Another un-holiday is Grandparents’ Day, usually the second Sunday after Labor Day in the U.S. I think the only people who observe it are grandparents. I shared my grand-parenting journey in this post.
Why would I talk about grandparenting on a medical blog? Health professionals consider the family a vital factor in health, both positive and negative. You probably know that family medical history contributes to physical health, but family interactions also play an important role in child development, learning, and emotional health.
Although not as well known or observed as Independence Day (USA), Constitution Day, September 17, is probably more important. This day celebrates the creation of the United States’ government in 1787 as outlined in the Constitution.
If you listen to the news or follow social media, you know that what is and what isn’t “constitutional” creates heated debate, but that very debate is protected by the Constitution-and that’s something to celebrate. The day is also called Citizenship Day, an event I celebrated in a post about attending a naturalization ceremony.
In the Declaration of Independence, the founders of the United States created a nation based on the “self-evident truths” of “Life ,Liberty, and the Pursuit of Happiness” and to promote “Safety and Happiness” .
One of the darkest days in United States history, as well as the rest of the world is September 11, 2001 when the World Trade Center and the Pentagon were attacked by terrorists. A possible attack on the White House was averted when private citizens caused their hijacked plane to crash in rural Pennsylvania.

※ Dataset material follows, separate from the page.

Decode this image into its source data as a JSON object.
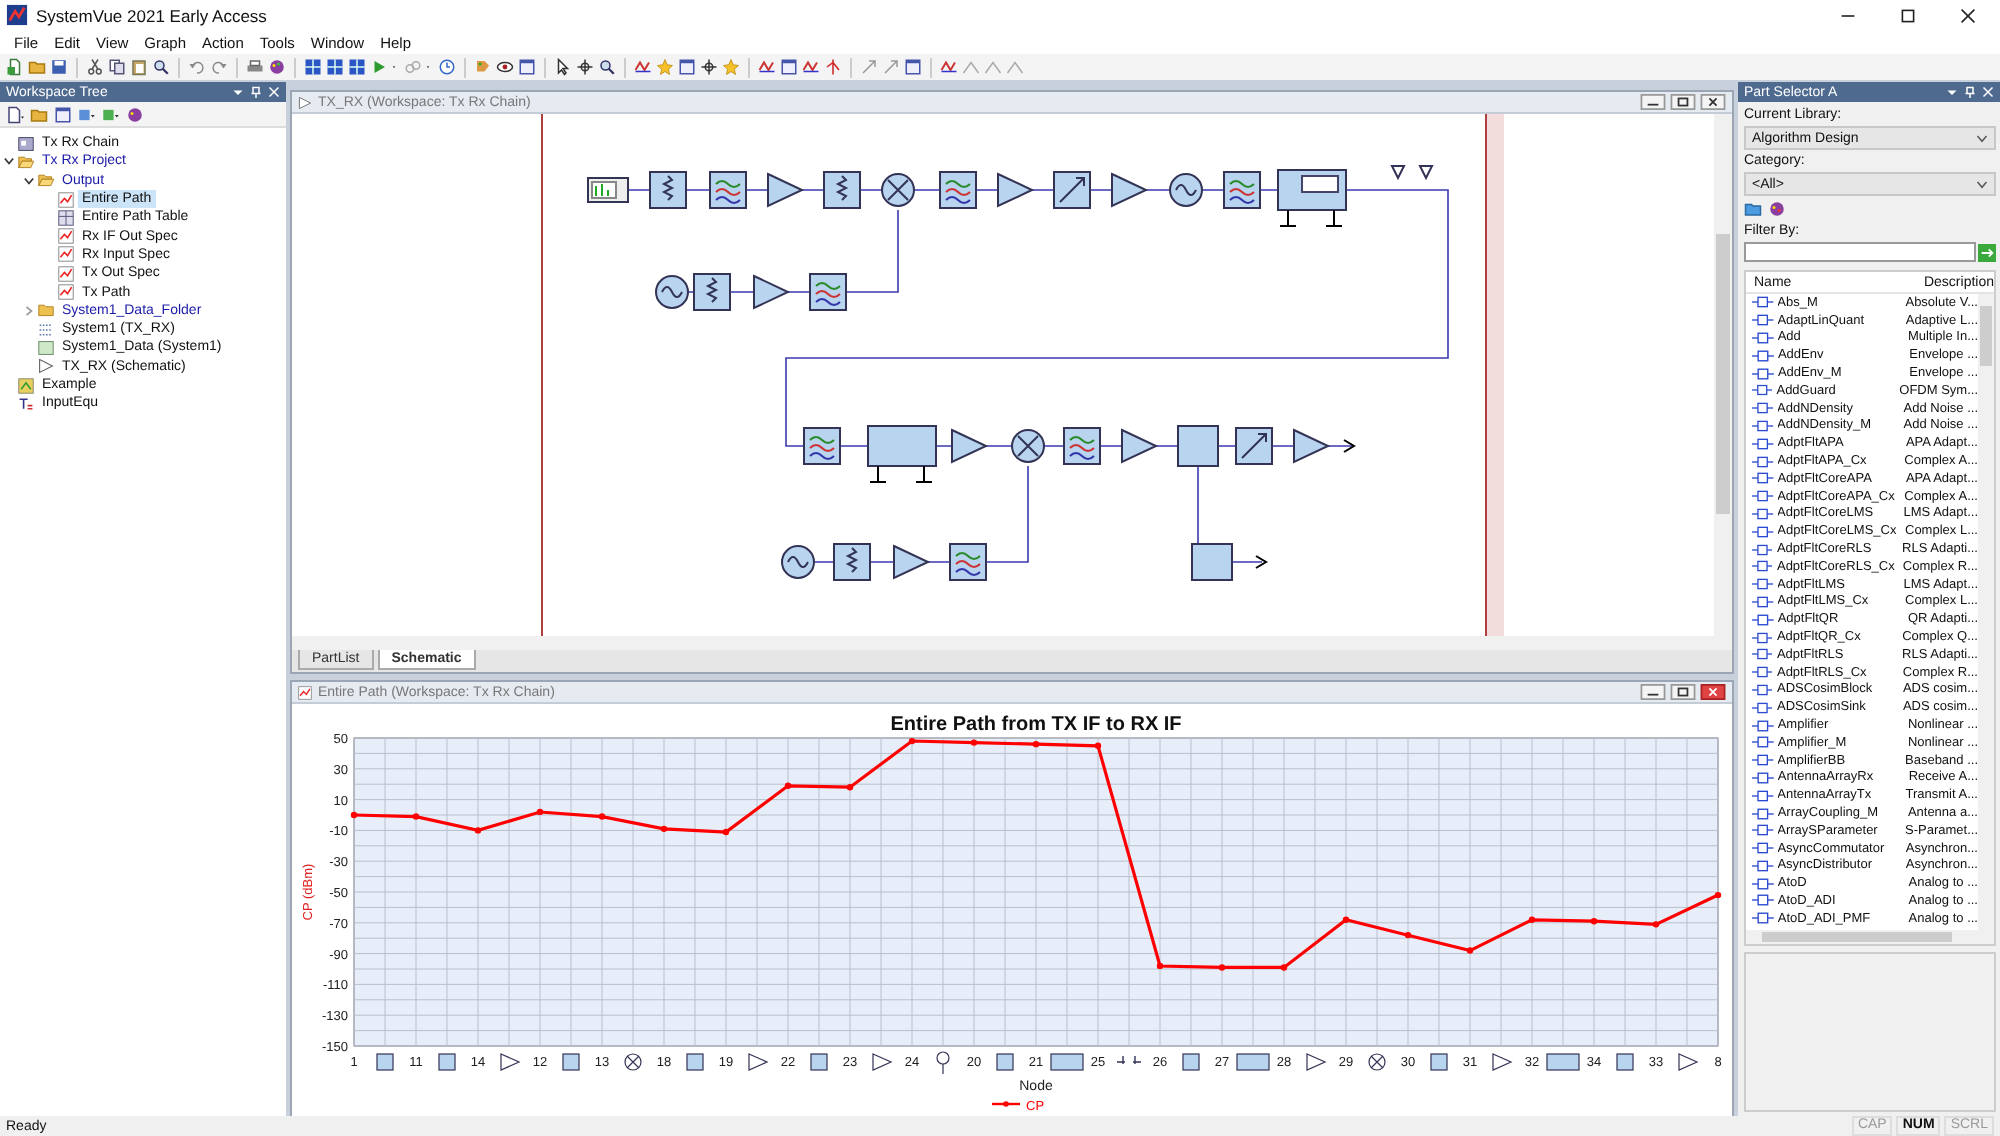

The country and the world have not been the same since. Read about that historic day here.
When she applied for a position in New York City at the NYC Office of the Chief Medical Examiner (OCME), Dr. Judy Melinek never imagined that decision would plunge her into the nightmare of September 11, 2001. She was at the ME office that day when the Twin Towers were attacked and fell, killing thousands of people.
The contentious presidential campaign will hold our attention for another two months, culminating on Election Day November 3. Both parties have completed their conventions,having nominated their candidates who are ramping up their appeals to voters- the incumbent Republican Donald Trump and the challenging Democrat Joe Biden. Republican Mike Pence and Democrat Kamala Harris are their parties’ choices for Vice President.
At least in the memory of anyone alive today, we have never seen a presidential campaign quite like this one, maybe never in United States’ history.